Ia menjelaskan, I Made Daging ditetapkan sebagai tersangka dalam perkara dugaan tindak pidana penyalahgunaan wewenang, memaksa seseorang untuk melakukan atau tidak melakukan sesuatu, atau membiarkan suatu perbuatan. Selain itu, ia juga diduga dengan sengaja tidak menjaga keutuhan, keamanan, dan keselamatan arsip negara yang seharusnya dilindungi demi kepentingan negara.
"Sebagaimana yang dimaksud dalam Pasal 421 KHUP dan atau Pasal 83 Undang-undang RI, nomer 43, tahun 2009 tentang kearsipan yang diduga dilakukan oleh tersangka," imbuhnya.
Advertisement
Berawal dari Laporan Masyarakat
Namun, pihak kepolisian belum membeberkan secara rinci kronologi maupun detail kasus yang menjerat tersangka.
"Jadi yang bersangkutan kita sudah tetapkan tersangka dan sementara masih berproses oleh penyidik Ditrekrimsus Polda Bali. Yang bersangkutan kita periksa sesuai dengan SOP, penetapan tersangka dan sementara berjalan," katanya.

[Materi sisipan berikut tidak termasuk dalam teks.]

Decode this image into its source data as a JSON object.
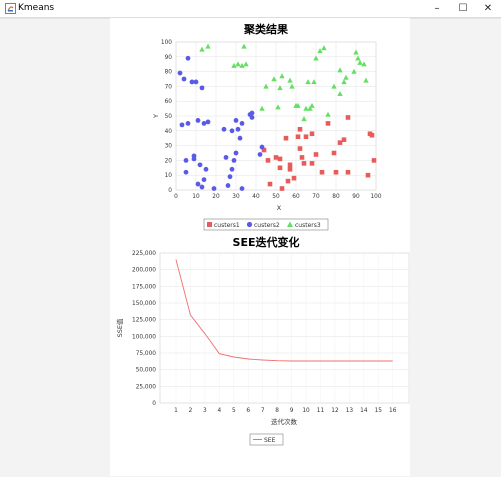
{
  "window": {
    "title": "Kmeans",
    "minimize_glyph": "–",
    "maximize_glyph": "☐",
    "close_glyph": "✕",
    "icon": "java-app-icon"
  },
  "colors": {
    "c1": "#e85b5b",
    "c2": "#5a5ae8",
    "c3": "#62e062",
    "see_line": "#ef6f6f"
  },
  "charts": [
    {
      "type": "scatter",
      "title": "聚类结果",
      "xlabel": "X",
      "ylabel": "Y",
      "xlim": [
        0,
        100
      ],
      "ylim": [
        0,
        100
      ],
      "x_ticks": [
        "0",
        "10",
        "20",
        "30",
        "40",
        "50",
        "60",
        "70",
        "80",
        "90",
        "100"
      ],
      "y_ticks": [
        "0",
        "10",
        "20",
        "30",
        "40",
        "50",
        "60",
        "70",
        "80",
        "90",
        "100"
      ],
      "grid": true,
      "legend_position": "bottom",
      "series": [
        {
          "name": "custers1",
          "marker": "square",
          "points": [
            [
              44,
              27
            ],
            [
              46,
              20
            ],
            [
              47,
              4
            ],
            [
              50,
              22
            ],
            [
              52,
              15
            ],
            [
              52,
              21
            ],
            [
              53,
              1
            ],
            [
              55,
              35
            ],
            [
              56,
              6
            ],
            [
              57,
              14
            ],
            [
              57,
              17
            ],
            [
              59,
              8
            ],
            [
              61,
              36
            ],
            [
              62,
              28
            ],
            [
              62,
              41
            ],
            [
              63,
              22
            ],
            [
              64,
              18
            ],
            [
              65,
              36
            ],
            [
              68,
              38
            ],
            [
              68,
              18
            ],
            [
              70,
              24
            ],
            [
              73,
              12
            ],
            [
              76,
              45
            ],
            [
              79,
              25
            ],
            [
              80,
              12
            ],
            [
              82,
              32
            ],
            [
              84,
              34
            ],
            [
              86,
              12
            ],
            [
              86,
              49
            ],
            [
              96,
              10
            ],
            [
              97,
              38
            ],
            [
              98,
              37
            ],
            [
              99,
              20
            ]
          ]
        },
        {
          "name": "custers2",
          "marker": "circle",
          "points": [
            [
              2,
              79
            ],
            [
              3,
              44
            ],
            [
              4,
              75
            ],
            [
              5,
              12
            ],
            [
              5,
              20
            ],
            [
              6,
              89
            ],
            [
              6,
              45
            ],
            [
              8,
              73
            ],
            [
              9,
              21
            ],
            [
              9,
              23
            ],
            [
              10,
              73
            ],
            [
              11,
              4
            ],
            [
              11,
              47
            ],
            [
              12,
              17
            ],
            [
              13,
              69
            ],
            [
              13,
              2
            ],
            [
              14,
              7
            ],
            [
              14,
              45
            ],
            [
              15,
              14
            ],
            [
              16,
              46
            ],
            [
              19,
              1
            ],
            [
              24,
              41
            ],
            [
              25,
              22
            ],
            [
              26,
              3
            ],
            [
              27,
              9
            ],
            [
              28,
              14
            ],
            [
              28,
              40
            ],
            [
              29,
              20
            ],
            [
              30,
              47
            ],
            [
              30,
              25
            ],
            [
              31,
              41
            ],
            [
              32,
              35
            ],
            [
              33,
              45
            ],
            [
              33,
              1
            ],
            [
              37,
              51
            ],
            [
              38,
              52
            ],
            [
              38,
              49
            ],
            [
              42,
              24
            ],
            [
              43,
              29
            ]
          ]
        },
        {
          "name": "custers3",
          "marker": "triangle",
          "points": [
            [
              13,
              95
            ],
            [
              16,
              97
            ],
            [
              29,
              84
            ],
            [
              31,
              85
            ],
            [
              33,
              84
            ],
            [
              34,
              97
            ],
            [
              35,
              85
            ],
            [
              43,
              55
            ],
            [
              45,
              70
            ],
            [
              49,
              75
            ],
            [
              51,
              56
            ],
            [
              52,
              69
            ],
            [
              53,
              77
            ],
            [
              57,
              74
            ],
            [
              58,
              70
            ],
            [
              60,
              57
            ],
            [
              61,
              57
            ],
            [
              64,
              48
            ],
            [
              65,
              55
            ],
            [
              66,
              73
            ],
            [
              67,
              55
            ],
            [
              68,
              57
            ],
            [
              69,
              73
            ],
            [
              70,
              89
            ],
            [
              72,
              94
            ],
            [
              74,
              96
            ],
            [
              76,
              51
            ],
            [
              79,
              70
            ],
            [
              82,
              81
            ],
            [
              82,
              65
            ],
            [
              84,
              73
            ],
            [
              85,
              76
            ],
            [
              89,
              80
            ],
            [
              90,
              93
            ],
            [
              91,
              89
            ],
            [
              92,
              86
            ],
            [
              94,
              85
            ],
            [
              95,
              74
            ]
          ]
        }
      ]
    },
    {
      "type": "line",
      "title": "SEE迭代变化",
      "xlabel": "迭代次数",
      "ylabel": "SSE值",
      "ylim": [
        0,
        225000
      ],
      "y_ticks": [
        "0",
        "25,000",
        "50,000",
        "75,000",
        "100,000",
        "125,000",
        "150,000",
        "175,000",
        "200,000",
        "225,000"
      ],
      "grid": true,
      "legend_position": "bottom",
      "categories": [
        "1",
        "2",
        "3",
        "4",
        "5",
        "6",
        "7",
        "8",
        "9",
        "10",
        "11",
        "12",
        "13",
        "14",
        "15",
        "16"
      ],
      "series": [
        {
          "name": "SEE",
          "values": [
            215000,
            132000,
            104000,
            74000,
            69000,
            66000,
            64500,
            63500,
            63000,
            63000,
            63000,
            63000,
            63000,
            63000,
            63000,
            63000
          ]
        }
      ]
    }
  ]
}
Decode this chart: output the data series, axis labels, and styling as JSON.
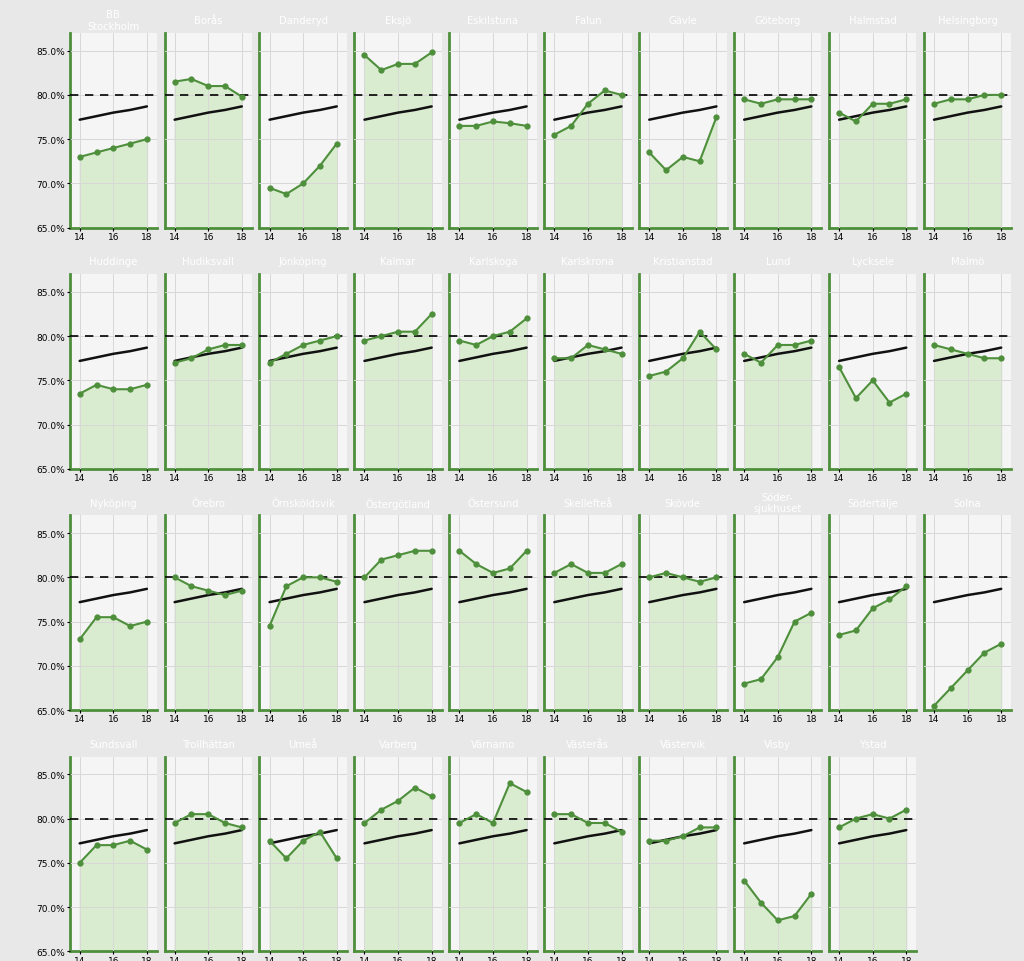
{
  "clinics": [
    {
      "name": "BB\nStockholm",
      "green": [
        73.0,
        73.5,
        74.0,
        74.5,
        75.0
      ]
    },
    {
      "name": "Borås",
      "green": [
        81.5,
        81.8,
        81.0,
        81.0,
        79.8
      ]
    },
    {
      "name": "Danderyd",
      "green": [
        69.5,
        68.8,
        70.0,
        72.0,
        74.5
      ]
    },
    {
      "name": "Eksjö",
      "green": [
        84.5,
        82.8,
        83.5,
        83.5,
        84.8
      ]
    },
    {
      "name": "Eskilstuna",
      "green": [
        76.5,
        76.5,
        77.0,
        76.8,
        76.5
      ]
    },
    {
      "name": "Falun",
      "green": [
        75.5,
        76.5,
        79.0,
        80.5,
        80.0
      ]
    },
    {
      "name": "Gävle",
      "green": [
        73.5,
        71.5,
        73.0,
        72.5,
        77.5
      ]
    },
    {
      "name": "Göteborg",
      "green": [
        79.5,
        79.0,
        79.5,
        79.5,
        79.5
      ]
    },
    {
      "name": "Halmstad",
      "green": [
        78.0,
        77.0,
        79.0,
        79.0,
        79.5
      ]
    },
    {
      "name": "Helsingborg",
      "green": [
        79.0,
        79.5,
        79.5,
        80.0,
        80.0
      ]
    },
    {
      "name": "Huddinge",
      "green": [
        73.5,
        74.5,
        74.0,
        74.0,
        74.5
      ]
    },
    {
      "name": "Hudiksvall",
      "green": [
        77.0,
        77.5,
        78.5,
        79.0,
        79.0
      ]
    },
    {
      "name": "Jönköping",
      "green": [
        77.0,
        78.0,
        79.0,
        79.5,
        80.0
      ]
    },
    {
      "name": "Kalmar",
      "green": [
        79.5,
        80.0,
        80.5,
        80.5,
        82.5
      ]
    },
    {
      "name": "Karlskoga",
      "green": [
        79.5,
        79.0,
        80.0,
        80.5,
        82.0
      ]
    },
    {
      "name": "Karlskrona",
      "green": [
        77.5,
        77.5,
        79.0,
        78.5,
        78.0
      ]
    },
    {
      "name": "Kristianstad",
      "green": [
        75.5,
        76.0,
        77.5,
        80.5,
        78.5
      ]
    },
    {
      "name": "Lund",
      "green": [
        78.0,
        77.0,
        79.0,
        79.0,
        79.5
      ]
    },
    {
      "name": "Lycksele",
      "green": [
        76.5,
        73.0,
        75.0,
        72.5,
        73.5
      ]
    },
    {
      "name": "Malmö",
      "green": [
        79.0,
        78.5,
        78.0,
        77.5,
        77.5
      ]
    },
    {
      "name": "Nyköping",
      "green": [
        73.0,
        75.5,
        75.5,
        74.5,
        75.0
      ]
    },
    {
      "name": "Örebro",
      "green": [
        80.0,
        79.0,
        78.5,
        78.0,
        78.5
      ]
    },
    {
      "name": "Örnsköldsvik",
      "green": [
        74.5,
        79.0,
        80.0,
        80.0,
        79.5
      ]
    },
    {
      "name": "Östergötland",
      "green": [
        80.0,
        82.0,
        82.5,
        83.0,
        83.0
      ]
    },
    {
      "name": "Östersund",
      "green": [
        83.0,
        81.5,
        80.5,
        81.0,
        83.0
      ]
    },
    {
      "name": "Skellefteå",
      "green": [
        80.5,
        81.5,
        80.5,
        80.5,
        81.5
      ]
    },
    {
      "name": "Skövde",
      "green": [
        80.0,
        80.5,
        80.0,
        79.5,
        80.0
      ]
    },
    {
      "name": "Söder-\nsjukhuset",
      "green": [
        68.0,
        68.5,
        71.0,
        75.0,
        76.0
      ]
    },
    {
      "name": "Södertälje",
      "green": [
        73.5,
        74.0,
        76.5,
        77.5,
        79.0
      ]
    },
    {
      "name": "Solna",
      "green": [
        65.5,
        67.5,
        69.5,
        71.5,
        72.5
      ]
    },
    {
      "name": "Sundsvall",
      "green": [
        75.0,
        77.0,
        77.0,
        77.5,
        76.5
      ]
    },
    {
      "name": "Trollhättan",
      "green": [
        79.5,
        80.5,
        80.5,
        79.5,
        79.0
      ]
    },
    {
      "name": "Umeå",
      "green": [
        77.5,
        75.5,
        77.5,
        78.5,
        75.5
      ]
    },
    {
      "name": "Varberg",
      "green": [
        79.5,
        81.0,
        82.0,
        83.5,
        82.5
      ]
    },
    {
      "name": "Värnamo",
      "green": [
        79.5,
        80.5,
        79.5,
        84.0,
        83.0
      ]
    },
    {
      "name": "Västerås",
      "green": [
        80.5,
        80.5,
        79.5,
        79.5,
        78.5
      ]
    },
    {
      "name": "Västervik",
      "green": [
        77.5,
        77.5,
        78.0,
        79.0,
        79.0
      ]
    },
    {
      "name": "Visby",
      "green": [
        73.0,
        70.5,
        68.5,
        69.0,
        71.5
      ]
    },
    {
      "name": "Ystad",
      "green": [
        79.0,
        80.0,
        80.5,
        80.0,
        81.0
      ]
    }
  ],
  "national_avg": [
    77.2,
    77.6,
    78.0,
    78.3,
    78.7
  ],
  "years": [
    14,
    15,
    16,
    17,
    18
  ],
  "ylim": [
    65.0,
    87.0
  ],
  "yticks": [
    65.0,
    70.0,
    75.0,
    80.0,
    85.0
  ],
  "dashed_line": 80.0,
  "green_color": "#4e8f3c",
  "green_fill": "#daecd0",
  "black_line_color": "#111111",
  "outer_bg": "#e8e8e8",
  "plot_bg": "#f5f5f5",
  "header_bg": "#2b2b2b",
  "header_text": "#ffffff",
  "grid_color": "#d8d8d8",
  "counts": [
    10,
    10,
    10,
    9
  ]
}
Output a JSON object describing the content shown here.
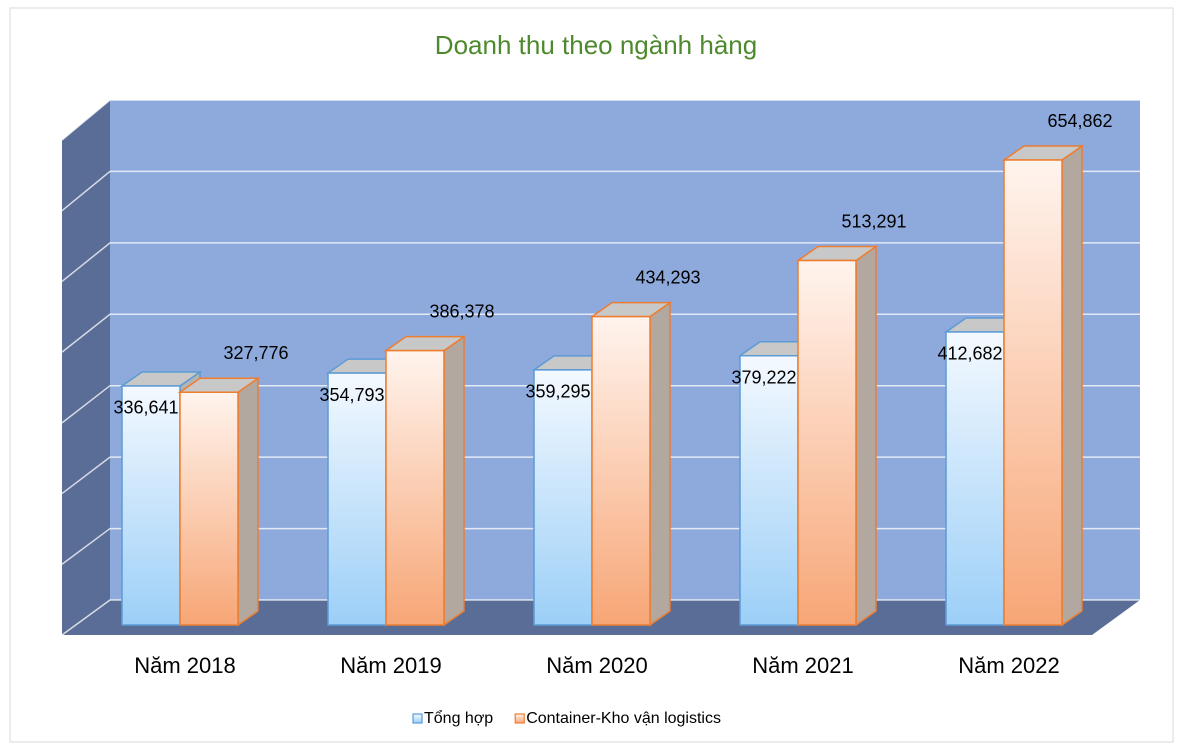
{
  "chart_data": {
    "type": "bar3d",
    "title": "Doanh thu theo ngành hàng",
    "categories": [
      "Năm 2018",
      "Năm 2019",
      "Năm 2020",
      "Năm 2021",
      "Năm 2022"
    ],
    "series": [
      {
        "name": "Tổng hợp",
        "color": "#5b9bd5",
        "values": [
          336641,
          354793,
          359295,
          379222,
          412682
        ],
        "value_labels": [
          "336,641",
          "354,793",
          "359,295",
          "379,222",
          "412,682"
        ]
      },
      {
        "name": "Container-Kho vận logistics",
        "color": "#ed7d31",
        "values": [
          327776,
          386378,
          434293,
          513291,
          654862
        ],
        "value_labels": [
          "327,776",
          "386,378",
          "434,293",
          "513,291",
          "654,862"
        ]
      }
    ],
    "ylim": [
      0,
      700000
    ],
    "yticks": [
      0,
      100000,
      200000,
      300000,
      400000,
      500000,
      600000,
      700000
    ],
    "grid": true,
    "legend": "bottom"
  }
}
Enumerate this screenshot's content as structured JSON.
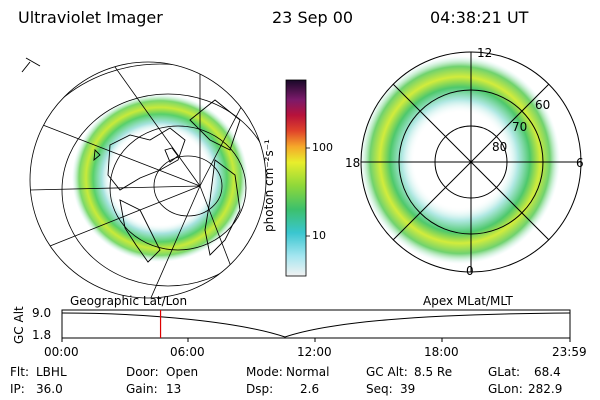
{
  "header": {
    "instrument": "Ultraviolet Imager",
    "date": "23 Sep 00",
    "time": "04:38:21 UT"
  },
  "colorbar": {
    "unit_label": "photon cm⁻²s⁻¹",
    "ticks": [
      "100",
      "10"
    ]
  },
  "polar_plot": {
    "mlt_labels": [
      "12",
      "18",
      "6",
      "0"
    ],
    "mlat_labels": [
      "60",
      "70",
      "80"
    ]
  },
  "map_labels": {
    "left": "Geographic Lat/Lon",
    "right": "Apex MLat/MLT"
  },
  "altitude_plot": {
    "ylabel": "GC Alt",
    "yticks": [
      "9.0",
      "1.8"
    ],
    "xticks": [
      "00:00",
      "06:00",
      "12:00",
      "18:00",
      "23:59"
    ],
    "current_time_fraction": 0.194
  },
  "params": {
    "flt_label": "Flt:",
    "flt_value": "LBHL",
    "ip_label": "IP:",
    "ip_value": "36.0",
    "door_label": "Door:",
    "door_value": "Open",
    "gain_label": "Gain:",
    "gain_value": "13",
    "mode_label": "Mode:",
    "mode_value": "Normal",
    "dsp_label": "Dsp:",
    "dsp_value": "2.6",
    "gcalt_label": "GC Alt:",
    "gcalt_value": "8.5 Re",
    "seq_label": "Seq:",
    "seq_value": "39",
    "glat_label": "GLat:",
    "glat_value": "68.4",
    "glon_label": "GLon:",
    "glon_value": "282.9"
  },
  "colors": {
    "marker": "#dd0000"
  }
}
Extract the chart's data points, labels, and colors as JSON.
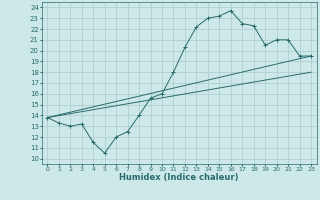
{
  "xlabel": "Humidex (Indice chaleur)",
  "bg_color": "#cde8e8",
  "grid_color": "#aacccc",
  "line_color": "#2a6b6b",
  "xlim": [
    -0.5,
    23.5
  ],
  "ylim": [
    9.5,
    24.5
  ],
  "xticks": [
    0,
    1,
    2,
    3,
    4,
    5,
    6,
    7,
    8,
    9,
    10,
    11,
    12,
    13,
    14,
    15,
    16,
    17,
    18,
    19,
    20,
    21,
    22,
    23
  ],
  "yticks": [
    10,
    11,
    12,
    13,
    14,
    15,
    16,
    17,
    18,
    19,
    20,
    21,
    22,
    23,
    24
  ],
  "line1_x": [
    0,
    1,
    2,
    3,
    4,
    5,
    6,
    7,
    8,
    9,
    10,
    11,
    12,
    13,
    14,
    15,
    16,
    17,
    18,
    19,
    20,
    21,
    22,
    23
  ],
  "line1_y": [
    13.8,
    13.3,
    13.0,
    13.2,
    11.5,
    10.5,
    12.0,
    12.5,
    14.0,
    15.6,
    16.0,
    18.0,
    20.3,
    22.2,
    23.0,
    23.2,
    23.7,
    22.5,
    22.3,
    20.5,
    21.0,
    21.0,
    19.5,
    19.5
  ],
  "line2_x": [
    0,
    23
  ],
  "line2_y": [
    13.8,
    19.5
  ],
  "line3_x": [
    0,
    23
  ],
  "line3_y": [
    13.8,
    18.0
  ],
  "xlabel_fontsize": 6,
  "tick_fontsize": 5
}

Menurut Ariasandy, penetapan tersangka ini berawal dari laporan masyarakat. Pejabat di lingkungan Kementerian ATR/BPN tersebut ditetapkan sebagai tersangka berdasarkan laporan polisi dengan Nomor S.Tap/60/XII/RES.1.24/2025/Ditreskrimsus Polda Bali tertanggal 10 Desember 2025.
"Atas dasar laporan dari masyarakat dan lalu melaksanakan lidik. Lalu, kami temukan alat bukti sehingga yang bersangkutan kita naikkan status tersangka per tanggal 10 Desember. Untuk kronologi dan segala macam, kita tunggu teman-teman penyidik," ujarnya.